Take Sunday's dead-heat Jockey Club Sprint field, add four extra international invitees and throw in the return of Sprinters Stakes winner Ultra Fantasy, KrisFlyer victor Green Birdie and Al-Quoz Sprint raider Joy And Fun, and this year's Hong Kong Sprint promises to be the greatest sprint field assembled anywhere this year.
Hong Kong's formidable reputation as the sprint capital of the world has not deterred European, South African and Australian-based speedsters from throwing their hat in the ring - with the visitors' hopes no doubt buoyed by Singaporean Rocket Man's brilliant effort to dead-heat with One World last Sunday.
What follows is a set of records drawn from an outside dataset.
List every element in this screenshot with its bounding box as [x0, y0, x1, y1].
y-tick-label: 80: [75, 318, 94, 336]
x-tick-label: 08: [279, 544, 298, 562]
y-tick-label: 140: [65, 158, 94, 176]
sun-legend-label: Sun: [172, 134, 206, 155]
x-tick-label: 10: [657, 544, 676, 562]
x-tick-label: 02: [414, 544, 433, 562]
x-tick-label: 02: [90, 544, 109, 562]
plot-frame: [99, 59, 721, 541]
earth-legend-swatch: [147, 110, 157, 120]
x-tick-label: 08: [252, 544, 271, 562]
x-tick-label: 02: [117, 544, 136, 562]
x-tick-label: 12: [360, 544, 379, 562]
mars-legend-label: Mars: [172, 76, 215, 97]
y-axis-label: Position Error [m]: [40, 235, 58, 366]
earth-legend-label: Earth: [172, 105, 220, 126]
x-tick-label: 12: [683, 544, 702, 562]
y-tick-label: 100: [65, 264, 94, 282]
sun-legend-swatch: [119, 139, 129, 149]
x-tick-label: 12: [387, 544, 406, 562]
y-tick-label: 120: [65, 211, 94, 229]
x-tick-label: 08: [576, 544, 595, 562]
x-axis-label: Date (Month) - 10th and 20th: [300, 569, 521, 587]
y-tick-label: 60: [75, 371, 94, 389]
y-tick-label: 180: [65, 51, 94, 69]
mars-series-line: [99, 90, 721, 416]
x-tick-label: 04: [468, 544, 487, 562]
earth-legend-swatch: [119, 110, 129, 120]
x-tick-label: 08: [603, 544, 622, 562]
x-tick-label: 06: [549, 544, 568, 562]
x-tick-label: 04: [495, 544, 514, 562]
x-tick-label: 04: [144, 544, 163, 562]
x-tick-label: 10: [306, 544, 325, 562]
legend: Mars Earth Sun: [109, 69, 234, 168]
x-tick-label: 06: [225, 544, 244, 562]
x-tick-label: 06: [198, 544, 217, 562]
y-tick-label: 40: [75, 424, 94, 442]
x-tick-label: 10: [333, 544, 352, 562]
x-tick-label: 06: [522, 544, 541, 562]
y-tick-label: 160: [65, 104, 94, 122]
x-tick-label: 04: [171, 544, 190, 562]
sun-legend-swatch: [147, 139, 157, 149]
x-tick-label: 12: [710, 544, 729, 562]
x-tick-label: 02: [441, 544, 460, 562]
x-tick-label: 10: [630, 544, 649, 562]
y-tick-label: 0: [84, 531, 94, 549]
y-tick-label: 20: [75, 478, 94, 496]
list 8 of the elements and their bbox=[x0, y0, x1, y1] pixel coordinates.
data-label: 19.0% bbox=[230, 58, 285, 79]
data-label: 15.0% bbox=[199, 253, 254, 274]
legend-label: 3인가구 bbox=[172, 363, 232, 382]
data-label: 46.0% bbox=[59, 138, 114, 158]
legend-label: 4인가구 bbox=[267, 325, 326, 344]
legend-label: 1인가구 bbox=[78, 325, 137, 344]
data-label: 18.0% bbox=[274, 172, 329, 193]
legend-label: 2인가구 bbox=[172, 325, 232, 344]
South African J J The Jet Plane, Kingsgate Native from England, Dalghar from France, and flying mare Ortensia from Australia will join Rocket Man in an attempt to wrest the world turf sprint championship away from the Hong Kong-based horses for the first time since Australia's Falvelon won in 2001.
At 120 in the international ratings, J J The Jet Plane is the highest-ranked visitor taking on the might of our 122-rated Sacred Kingdom, who showed vulnerability in his fifth placing at Sha Tin last Sunday, and if the trainer is half as fortunate as his name suggests, then the South African may indeed be the horse to conquer the locals.
Trainer Lucky Houdalakis had planned to bring his powerhouse sprinter for last year's running of the Sprint, but problems with the quarantine process kept him in South Africa until this year's renewal and he will complete a lengthy journey via England. A year on and the six-year-old gelding is ready to mix it with the best once again - after some deliberation between connections - and the South African sprinter has dominated the main sprints in his homeland this year.
Fellow southern hemisphere entrant Ortensia, trained by Tony Noonan at Mornington near Melbourne, will leave a cloud of controversy behind her when she boards her flight next Tuesday.